Question

Light is incident normally on the short face of a 30°-60°-90° prism (Fig. P33.50). A drop of liquid is placed on the hypotenuse of the prism. If the index of refraction of the prism is 1.56, find the maximum index that the liquid may have for the light to be totally reflected.

Short answer

The maximum index is 1.35 that the liquid must have for the light to be totally reflected.

Step-by-step solution

About Snell’s law.

We are given -30°-60°-90° as shown in the above figure.
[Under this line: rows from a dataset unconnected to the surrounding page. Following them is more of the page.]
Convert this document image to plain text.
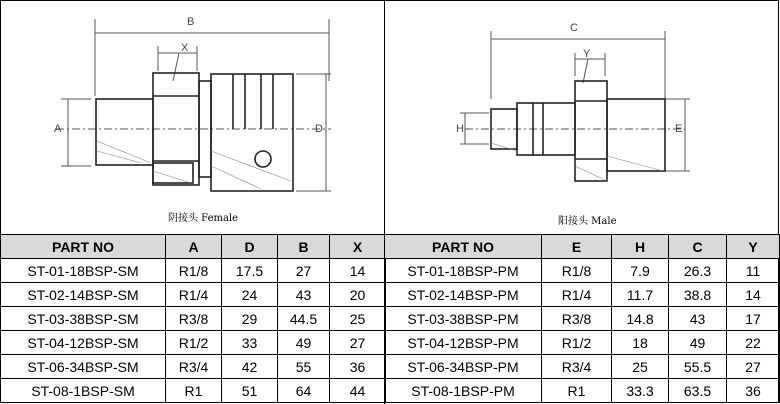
B
X
A	D
阴接头 Female
C
Y
H	E
阳接头 Male
PART NO	A	D	B	X
ST-01-18BSP-SM	R1/8	17.5	27	14
ST-02-14BSP-SM	R1/4	24	43	20
ST-03-38BSP-SM	R3/8	29	44.5	25
ST-04-12BSP-SM	R1/2	33	49	27
ST-06-34BSP-SM	R3/4	42	55	36
ST-08-1BSP-SM	R1	51	64	44
PART NO	E	H	C	Y
ST-01-18BSP-PM	R1/8	7.9	26.3	11
ST-02-14BSP-PM	R1/4	11.7	38.8	14
ST-03-38BSP-PM	R3/8	14.8	43	17
ST-04-12BSP-PM	R1/2	18	49	22
ST-06-34BSP-PM	R3/4	25	55.5	27
ST-08-1BSP-PM	R1	33.3	63.5	36
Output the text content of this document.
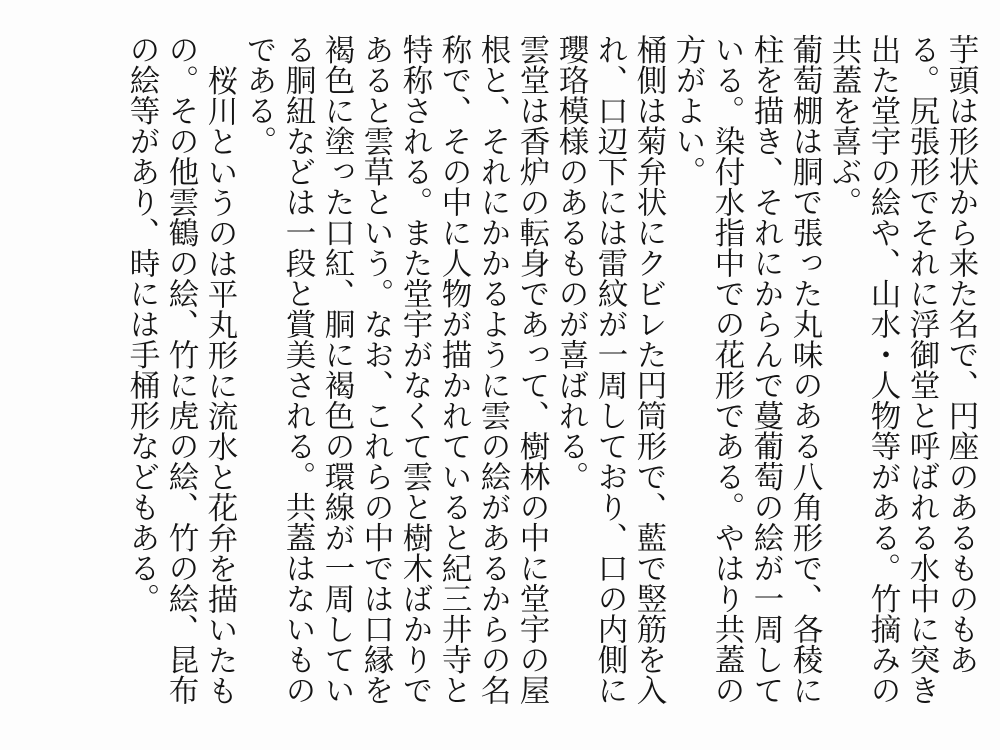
芋頭は形状から来た名で、円座のあるものもある。尻張形でそれに浮御堂と呼ばれる水中に突き出た堂宇の絵や、山水・人物等がある。竹摘みの共蓋を喜ぶ。

葡萄棚は胴で張った丸味のある八角形で、各稜に柱を描き、それにからんで蔓葡萄の絵が一周している。染付水指中での花形である。やはり共蓋の方がよい。

桶側は菊弁状にクビレた円筒形で、藍で竪筋を入れ、口辺下には雷紋が一周しており、口の内側に瓔珞模様のあるものが喜ばれる。

雲堂は香炉の転身であって、樹林の中に堂宇の屋根と、それにかかるように雲の絵があるからの名称で、その中に人物が描かれていると紀三井寺と特称される。また堂宇がなくて雲と樹木ばかりであると雲草という。なお、これらの中では口縁を褐色に塗った口紅、胴に褐色の環線が一周している胴紐などは一段と賞美される。共蓋はないものである。

桜川というのは平丸形に流水と花弁を描いたもの。その他雲鶴の絵、竹に虎の絵、竹の絵、昆布の絵等があり、時には手桶形などもある。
The refractive index of an optical material is expressed by n and represents the speed of light in the material. The prism is dropped by a drop of liquid and the ray is totally reflected; therefore, the incident angle is 90degree as the ray is incident normally. Snell’s is given by the equation

$n_a\sin {\theta }_a=n_b\sin {\theta }_b$

Where ${\theta }_a$represents the critical angle which is 60°. $n_a$is the refractive index of the liquid. Now, solve Snell’s law for and substitute the values for $n_a,{\theta }_a,{\theta }_b$

$$\begin{gathered} n_b\&=\frac{n_a\sin {\theta }_a}{\sin {\theta }_b} \\ =\left(1.56\right)\left(\frac{\sin 60°}{\sin 90°}\right) \\ =1.35 \end{gathered}$$

Conclusion

Hence, the maximum index is 1.35 that the liquid must have for the light to be totally reflected.